En Europe, Stellantis Europe cherche de l’oxygène pendant que le groupe concentre ses moyens sur les Amériques. Dans ce contexte, des dirigeants de Stellantis ont rencontré Xiaomi et Xpeng pour explorer plusieurs pistes susceptibles d’apporter des investissements aux opérations européennes, y compris dans des actifs comme Maserati ou d’autres entités.
Des discussions qui touchent aux actifs et à la production
Plusieurs scénarios sont sur la table.

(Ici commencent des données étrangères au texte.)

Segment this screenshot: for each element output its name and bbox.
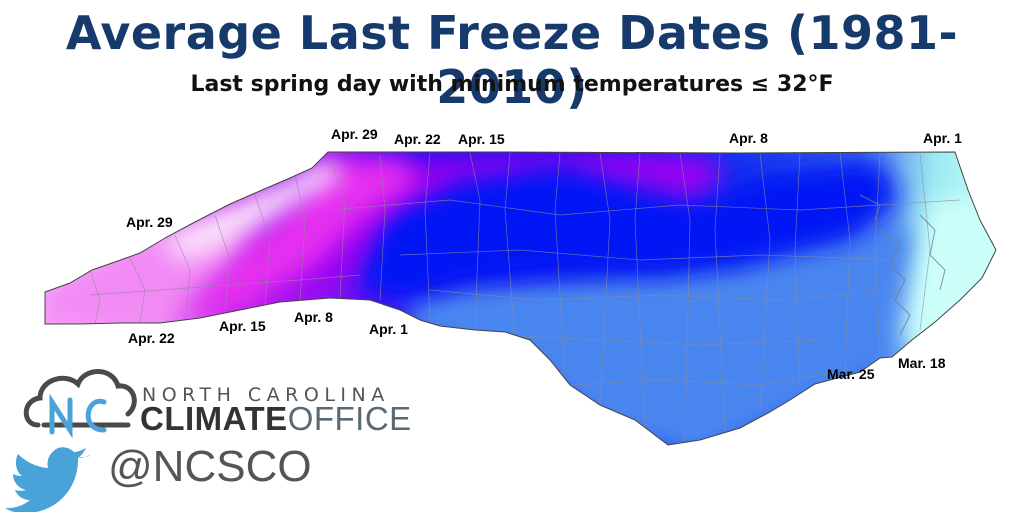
county-lines: [89, 152, 961, 441]
page-subtitle: Last spring day with minimum temperature…: [190, 72, 834, 97]
freeze-bands: [45, 152, 996, 445]
twitter-bird-icon: [5, 447, 90, 512]
page-title: Average Last Freeze Dates (1981-2010): [65, 6, 959, 114]
twitter-handle[interactable]: @NCSCO: [108, 442, 312, 491]
label-apr29-left: Apr. 29: [126, 214, 173, 230]
label-apr22-bottom: Apr. 22: [128, 330, 175, 346]
label-apr8-top: Apr. 8: [729, 130, 768, 146]
label-apr15-top: Apr. 15: [458, 131, 505, 147]
zone-mar25: [400, 215, 920, 445]
label-apr1-bottom: Apr. 1: [369, 321, 408, 337]
zone-apr15: [190, 160, 420, 310]
label-apr22-top: Apr. 22: [394, 131, 441, 147]
label-apr1-top: Apr. 1: [923, 130, 962, 146]
label-apr15-bottom: Apr. 15: [219, 318, 266, 334]
brand-climate: CLIMATE: [140, 400, 288, 437]
brand-state-name: NORTH CAROLINA: [142, 384, 390, 406]
label-apr8-bottom: Apr. 8: [294, 309, 333, 325]
label-apr29-top: Apr. 29: [331, 126, 378, 142]
label-mar18: Mar. 18: [898, 355, 946, 371]
brand-office: OFFICE: [287, 400, 412, 437]
cloud-logo-icon: [23, 369, 137, 439]
label-mar25: Mar. 25: [827, 366, 875, 382]
brand-office-name: CLIMATEOFFICE: [140, 400, 412, 438]
zone-apr29: [160, 160, 345, 260]
coastline-detail: [859, 194, 946, 336]
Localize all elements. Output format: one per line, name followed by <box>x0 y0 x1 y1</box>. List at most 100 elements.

Des constructeurs chinois pourraient entrer au capital de certains actifs de Stellantis, avec en contrepartie un accès à des capacités de production en Europe. L’idée d’une prise de participation dans une entité européenne de Stellantis a aussi été évoquée. Ces échanges durent depuis plusieurs mois, sans garantie d’aboutir.
Cette réflexion prend forme alors que plusieurs marques du groupe, dont Fiat, Opel et Peugeot, font face à des surcapacités, à une concurrence intense et à des exigences coûteuses liées à l’électrification. Stellantis explique, dans une déclaration, qu’il mène dans le cours normal de ses activités des discussions avec différents acteurs de l’industrie à travers le monde sur divers sujets, avec pour objectif final d’offrir aux clients les meilleurs choix de mobilité. Le groupe ne commente pas les spéculations. XPeng a refusé de commenter, tandis que Xiaomi n’avait pas répondu dans l’immédiat.
Une divergence croissante entre l’Europe et l’Amérique du Nord
Ces discussions mettent en lumière des priorités de plus en plus différentes entre Stellantis Europe et les activités américaines du groupe. En Amérique du Nord, Stellantis engage environ 13 milliards de dollars pour renouveler sa gamme. À l’inverse, toute implication chinoise dans les opérations américaines reste limitée par les restrictions imposées aux technologies chinoises dans les véhicules vendus sur ce marché.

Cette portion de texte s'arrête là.